Returns a list[str] of cleaned, non-empty sentence strings.

support_score

support_score(claim, chunk)
Computes the cosine similarity between a claim and a chunk using sentence embeddings. This is the core scoring function used during verification.
claim
str
required
The claim sentence to score.
chunk
dict
required
A chunk dict containing at minimum an embedding key (a sentence embedding tensor, as produced by chunk_text).
Returns a float in the range [-1.0, 1.0] representing the cosine similarity between the claim and the chunk.
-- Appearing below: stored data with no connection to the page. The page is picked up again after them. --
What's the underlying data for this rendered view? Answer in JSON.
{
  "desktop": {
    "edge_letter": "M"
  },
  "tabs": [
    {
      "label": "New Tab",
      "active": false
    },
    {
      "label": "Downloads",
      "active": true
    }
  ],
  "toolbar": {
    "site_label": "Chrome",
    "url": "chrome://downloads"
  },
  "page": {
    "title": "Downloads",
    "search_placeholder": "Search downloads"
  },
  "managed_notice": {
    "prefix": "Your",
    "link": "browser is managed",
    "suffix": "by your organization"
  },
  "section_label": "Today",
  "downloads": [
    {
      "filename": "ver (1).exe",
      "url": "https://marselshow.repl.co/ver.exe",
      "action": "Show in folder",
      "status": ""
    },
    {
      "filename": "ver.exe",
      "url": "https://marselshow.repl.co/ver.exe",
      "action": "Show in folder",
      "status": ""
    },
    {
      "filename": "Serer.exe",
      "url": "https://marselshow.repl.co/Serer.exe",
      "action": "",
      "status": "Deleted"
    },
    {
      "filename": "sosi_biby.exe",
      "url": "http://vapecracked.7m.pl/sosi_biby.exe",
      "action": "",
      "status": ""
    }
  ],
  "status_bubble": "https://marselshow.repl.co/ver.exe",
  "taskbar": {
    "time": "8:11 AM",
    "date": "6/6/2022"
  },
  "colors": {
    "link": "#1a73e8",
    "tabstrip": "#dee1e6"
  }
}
Higher values indicate stronger semantic alignment.

is_meaningful_claim

is_meaningful_claim(claim)
Filters out trivial or summary sentences that cannot be meaningfully verified — for example, sentences with demonstrative subjects like “This reflects…” or sentences with fewer than 4 tokens. Only claims that pass this filter are included in verification results.
claim
str
required
The sentence to evaluate.
Returns True if the claim is verifiable, False if it should be skipped.

classify_claim_type

classify_claim_type(claim)
Determines whether a claim contains a mathematical expression that can be verified by direct evaluation, or whether it should be verified against source documents.
claim
str
required
The claim sentence to classify.
Returns "MATH" if the claim contains an arithmetic expression (e.g. 2 + 2 = 4, 50%), or "SOURCE" otherwise.

Usage example

from Halgorithem import Halgorithm

algo = Halgorithm(sentences_per_chunk=2, sentence_overlap=1)

# Load from files
docs = algo.load_files(["sources/basic.txt", "sources/basic2.txt"])

# Compare AI output
results = algo.compare_to_docs(
    truth_docs=docs,
    ai_output="BASIC was developed in 1964 at Dartmouth College.",
    threshold=0.30
)

algo.print_report(results)
You can pass a plain string or a list of strings directly to compare_to_docs without calling load_files first. Use load_files only when you want to reuse the same loaded documents across multiple calls.